3 cups bread flour (375 gr)
1 envelope yeast (2 1/4 tbsp. or 7gr)
1 tsp. salt (4 gr)
1 tbsp. sugar (12.5 gr)
1 cup water (240 ml)
2 tbsp. sesame oil (30 ml)
1 egg, beaten with 1 tbsp. (15 ml) milk
¼ cup toasted sesame seeds (35 gr)
In a large bowl, combine the bread flour, yeast, salt and sugar. Stir to combine, and then add water and sesame oil. Continue to stir to combine and begin to knead the dough as it comes together. (You may need to add a spoonful more flour or water to get the right firmness for kneading.)
Knead the dough by hand for 8-10 minutes on a floured surface or knead by using the dough hook attachment in an electric mixer for 4-5 minutes.
Coat the interior of a large clean bowl with vegetable oil, and place the kneaded dough in the bowl, turning several times to coat the dough with vegetable oil. Place in a warm area (about 70°-80° F (21°-26°C) and allow to rise for 45 minutes. Punch down, and allow to rise for another 45 minutes.

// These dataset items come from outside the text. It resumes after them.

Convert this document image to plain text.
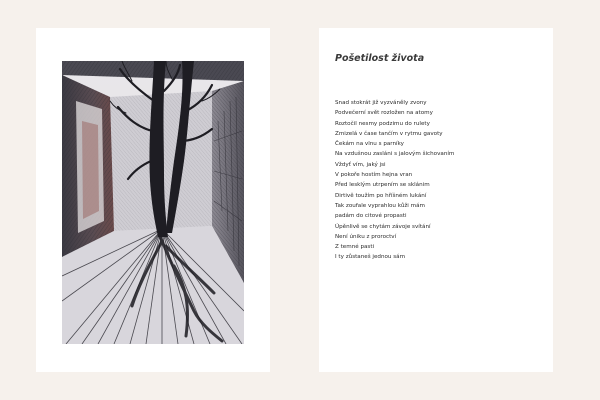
Pošetilost života
Snad stokrát již vyzváněly zvony
Podvečerní svět rozložen na atomy
Roztočil nesmy podzimu do rulety
Zmizelá v čase tančím v rytmu gavoty
Čekám na vlnu s parníky
Na vzdušnou zasláni s jalovým šichovaním
Vždyť vím, jaký jsi
V pokoře hostím hejna vran
Před lesklým utrpením se sklánim
Dirtivě toužím po hříšném lukání
Tak zoufale vyprahlou kůži mám
padám do citové propasti
Úpěnlivě se chytám závoje svítání
Není úniku z proroctví
Z temné pasti
I ty zůstaneš jednou sám
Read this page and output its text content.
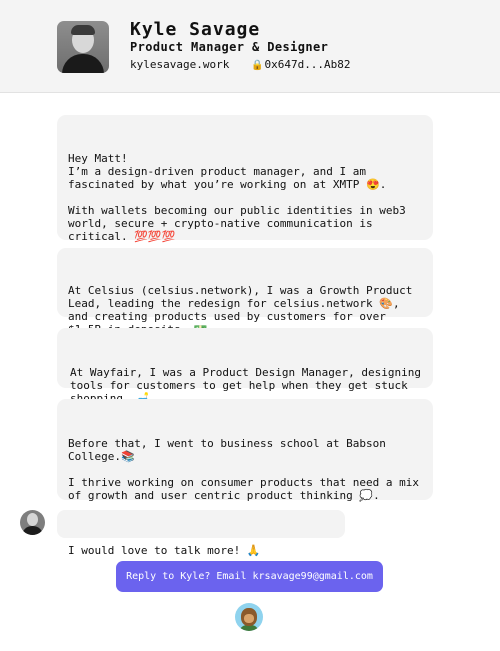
Kyle Savage
Product Manager & Designer
kylesavage.work 🔒0x647d...Ab82

Hey Matt!
I’m a design-driven product manager, and I am fascinated by what you’re working on at XMTP 😍.

With wallets becoming our public identities in web3 world, secure + crypto-native communication is critical. 💯💯💯

At Celsius (celsius.network), I was a Growth Product Lead, leading the redesign for celsius.network 🎨, and creating products used by customers for over

At Wayfair, I was a Product Design Manager, designing tools for customers to get help when they get stuck

Before that, I went to business school at Babson College.📚

I thrive working on consumer products that need a mix of growth and user centric product thinking 💭.

I would love to talk more! 🙏

Reply to Kyle? Email krsavage99@gmail.com
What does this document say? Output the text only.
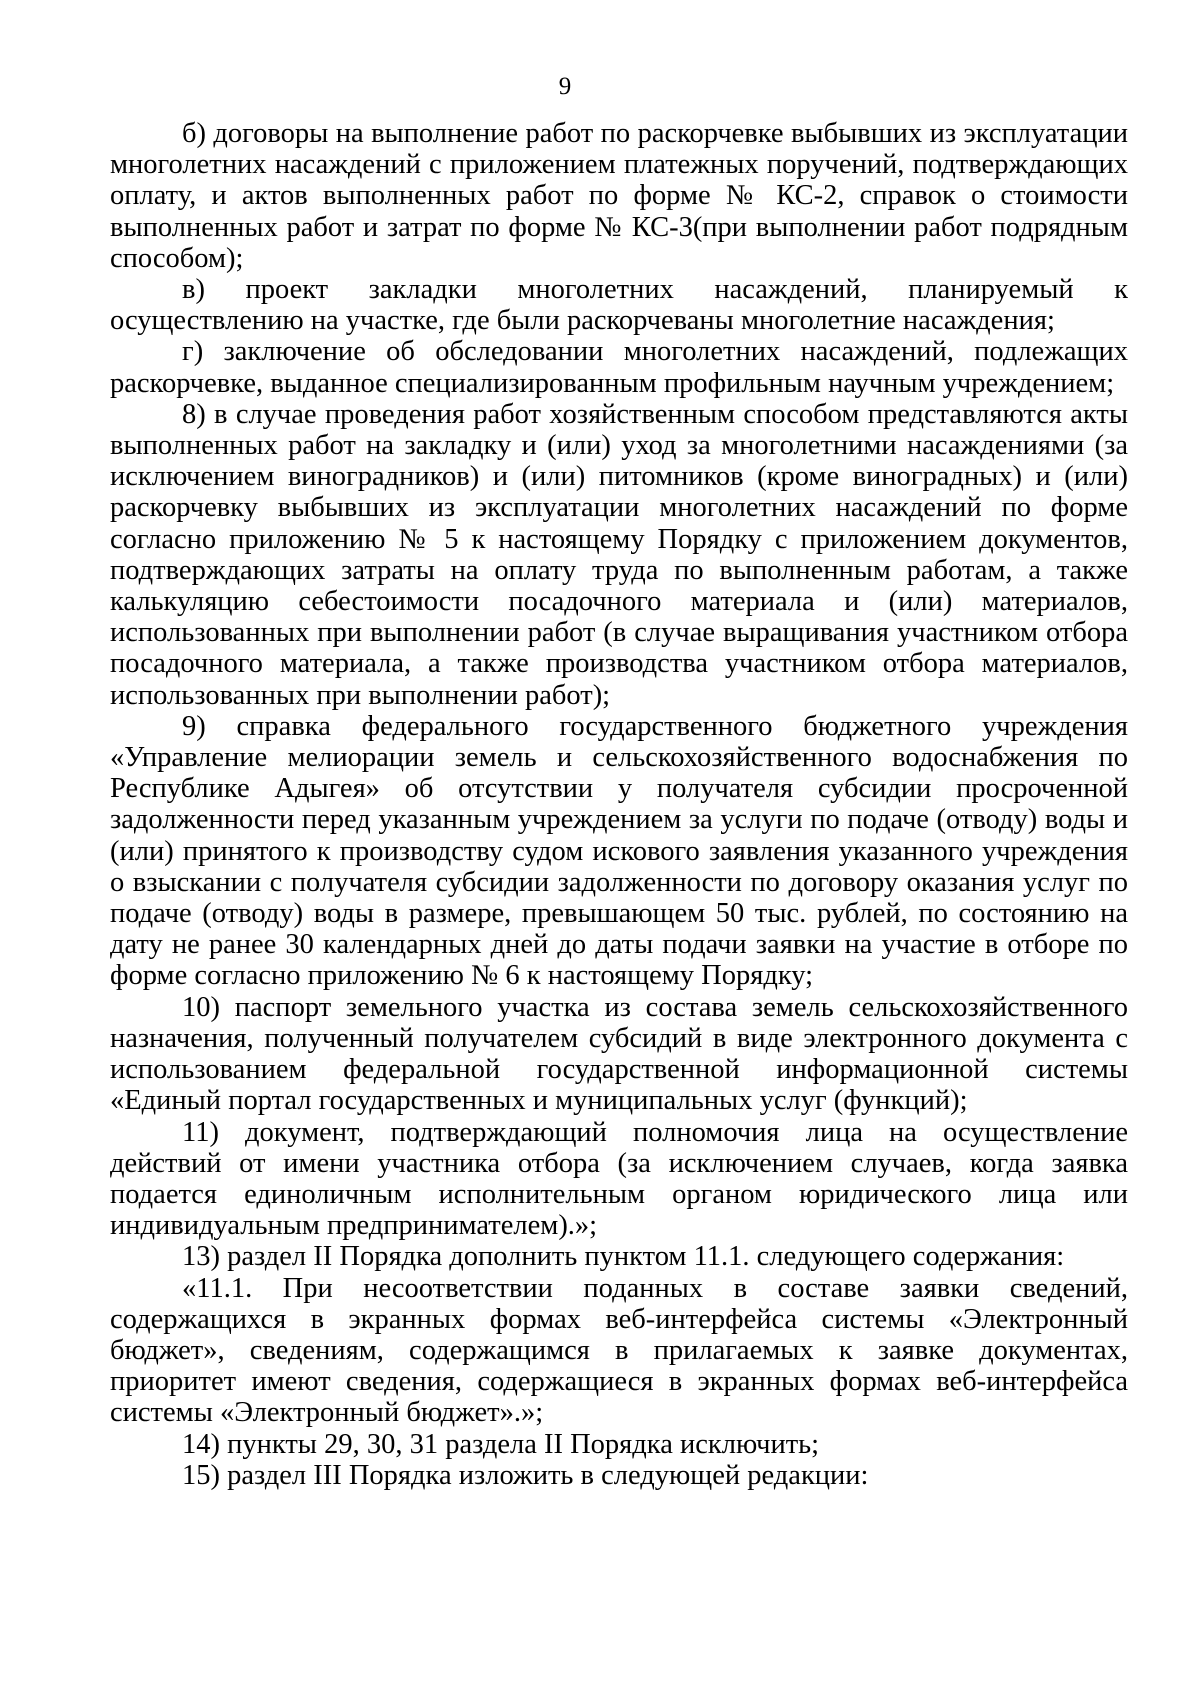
9

б) договоры на выполнение работ по раскорчевке выбывших из эксплуатации многолетних насаждений с приложением платежных поручений, подтверждающих оплату, и актов выполненных работ по форме № КС-2, справок о стоимости выполненных работ и затрат по форме № КС-3(при выполнении работ подрядным способом);

в) проект закладки многолетних насаждений, планируемый к осуществлению на участке, где были раскорчеваны многолетние насаждения;

г) заключение об обследовании многолетних насаждений, подлежащих раскорчевке, выданное специализированным профильным научным учреждением;

8) в случае проведения работ хозяйственным способом представляются акты выполненных работ на закладку и (или) уход за многолетними насаждениями (за исключением виноградников) и (или) питомников (кроме виноградных) и (или) раскорчевку выбывших из эксплуатации многолетних насаждений по форме согласно приложению № 5 к настоящему Порядку с приложением документов, подтверждающих затраты на оплату труда по выполненным работам, а также калькуляцию себестоимости посадочного материала и (или) материалов, использованных при выполнении работ (в случае выращивания участником отбора посадочного материала, а также производства участником отбора материалов, использованных при выполнении работ);

9) справка федерального государственного бюджетного учреждения «Управление мелиорации земель и сельскохозяйственного водоснабжения по Республике Адыгея» об отсутствии у получателя субсидии просроченной задолженности перед указанным учреждением за услуги по подаче (отводу) воды и (или) принятого к производству судом искового заявления указанного учреждения о взыскании с получателя субсидии задолженности по договору оказания услуг по подаче (отводу) воды в размере, превышающем 50 тыс. рублей, по состоянию на дату не ранее 30 календарных дней до даты подачи заявки на участие в отборе по форме согласно приложению № 6 к настоящему Порядку;

10) паспорт земельного участка из состава земель сельскохозяйственного назначения, полученный получателем субсидий в виде электронного документа с использованием федеральной государственной информационной системы «Единый портал государственных и муниципальных услуг (функций);

11) документ, подтверждающий полномочия лица на осуществление действий от имени участника отбора (за исключением случаев, когда заявка подается единоличным исполнительным органом юридического лица или индивидуальным предпринимателем).»;

13) раздел II Порядка дополнить пунктом 11.1. следующего содержания:

«11.1. При несоответствии поданных в составе заявки сведений, содержащихся в экранных формах веб-интерфейса системы «Электронный бюджет», сведениям, содержащимся в прилагаемых к заявке документах, приоритет имеют сведения, содержащиеся в экранных формах веб-интерфейса системы «Электронный бюджет».»;

14) пункты 29, 30, 31 раздела II Порядка исключить;

15) раздел III Порядка изложить в следующей редакции:
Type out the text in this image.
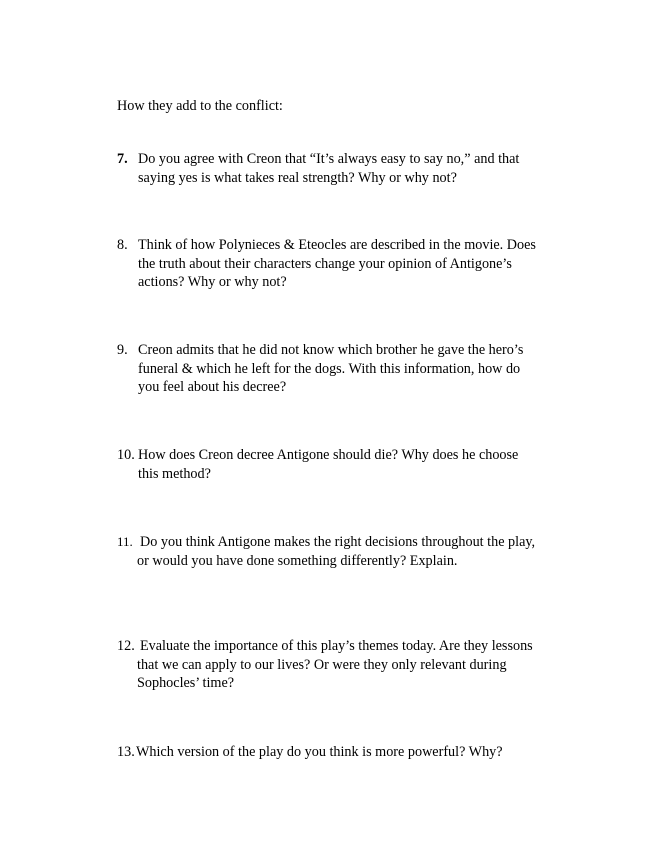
How they add to the conflict:
7. Do you agree with Creon that “It’s always easy to say no,” and that
saying yes is what takes real strength? Why or why not?
8. Think of how Polynieces & Eteocles are described in the movie. Does
the truth about their characters change your opinion of Antigone’s
actions? Why or why not?
9. Creon admits that he did not know which brother he gave the hero’s
funeral & which he left for the dogs. With this information, how do
you feel about his decree?
10. How does Creon decree Antigone should die? Why does he choose
this method?
11. Do you think Antigone makes the right decisions throughout the play,
or would you have done something differently? Explain.
12. Evaluate the importance of this play’s themes today. Are they lessons
that we can apply to our lives? Or were they only relevant during
Sophocles’ time?
13. Which version of the play do you think is more powerful? Why?
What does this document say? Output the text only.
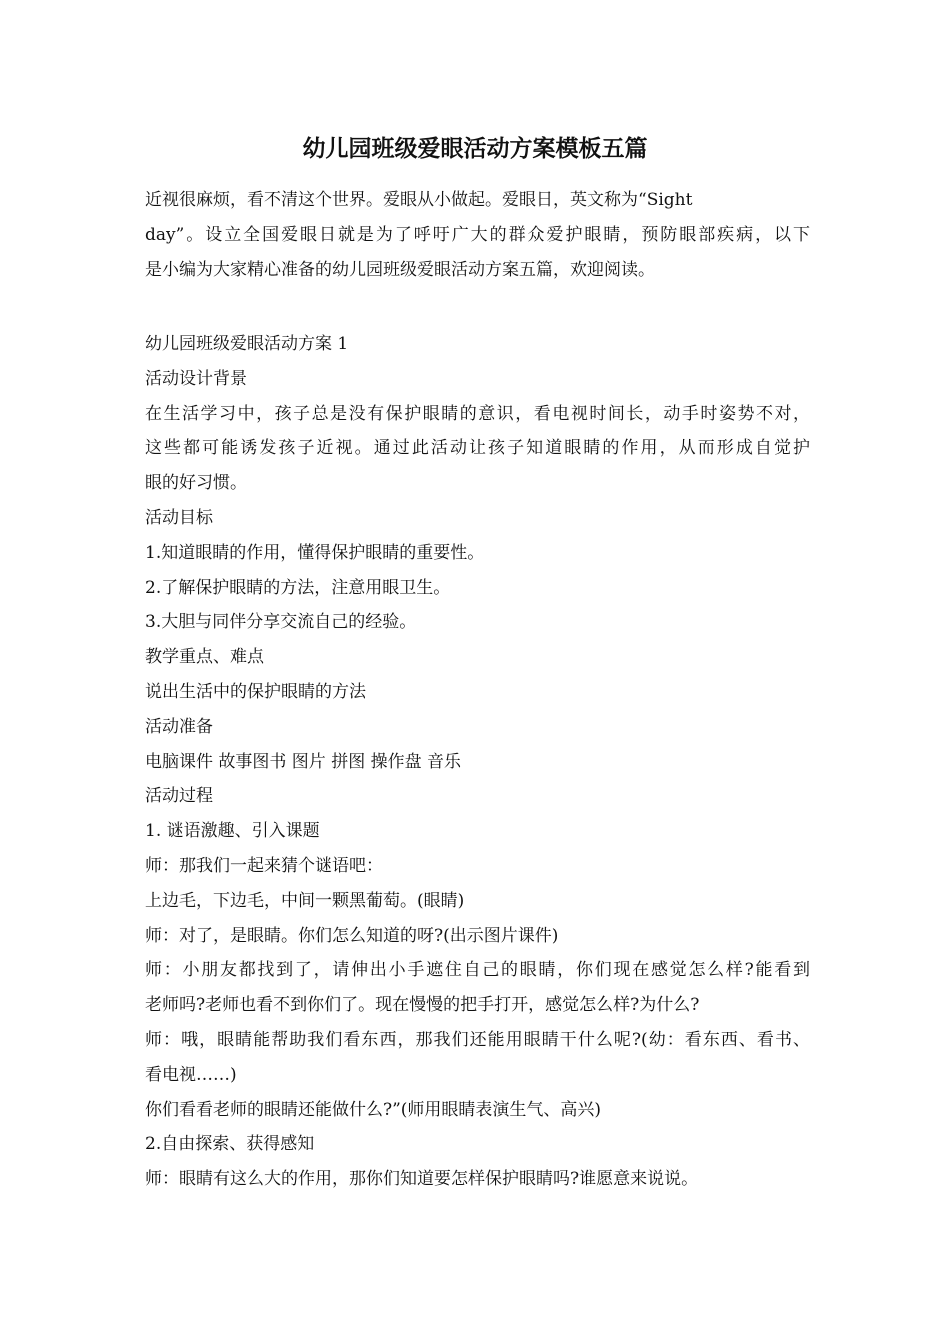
幼儿园班级爱眼活动方案模板五篇

近视很麻烦，看不清这个世界。爱眼从小做起。爱眼日，英文称为“Sight
day”。设立全国爱眼日就是为了呼吁广大的群众爱护眼睛，预防眼部疾病，以下
是小编为大家精心准备的幼儿园班级爱眼活动方案五篇，欢迎阅读。

幼儿园班级爱眼活动方案 1
活动设计背景
在生活学习中，孩子总是没有保护眼睛的意识，看电视时间长，动手时姿势不对，
这些都可能诱发孩子近视。通过此活动让孩子知道眼睛的作用，从而形成自觉护
眼的好习惯。
活动目标
1.知道眼睛的作用，懂得保护眼睛的重要性。
2.了解保护眼睛的方法，注意用眼卫生。
3.大胆与同伴分享交流自己的经验。
教学重点、难点
说出生活中的保护眼睛的方法
活动准备
电脑课件 故事图书 图片 拼图 操作盘 音乐
活动过程
1. 谜语激趣、引入课题
师：那我们一起来猜个谜语吧：
上边毛，下边毛，中间一颗黑葡萄。(眼睛)
师：对了，是眼睛。你们怎么知道的呀?(出示图片课件)
师：小朋友都找到了，请伸出小手遮住自己的眼睛，你们现在感觉怎么样?能看到
老师吗?老师也看不到你们了。现在慢慢的把手打开，感觉怎么样?为什么?
师：哦，眼睛能帮助我们看东西，那我们还能用眼睛干什么呢?(幼：看东西、看书、
看电视……)
你们看看老师的眼睛还能做什么?”(师用眼睛表演生气、高兴)
2.自由探索、获得感知
师：眼睛有这么大的作用，那你们知道要怎样保护眼睛吗?谁愿意来说说。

Punch down again and divide the dough into three equal strips. Roll the strips into long pieces, about 2”x12” (5cm x 30 cm) cylinders. Pinch all three together at their tips, and then braid. Pinch together the tips again when finished braiding, and then tuck both tips under the braided bread to form a nice shape. Brush the bread with the beaten egg and milk mixture, and then top with toasted sesame seeds.
Allow to rise again on a baking sheet lined with parchment paper for another 45 minutes. Meanwhile, preheat your oven to 400°F (204°C).
After the bread has completed the 3rd rise, bake in the preheated oven for 25-30 minutes, until the crust is golden and crisp. Cool completely before slicing.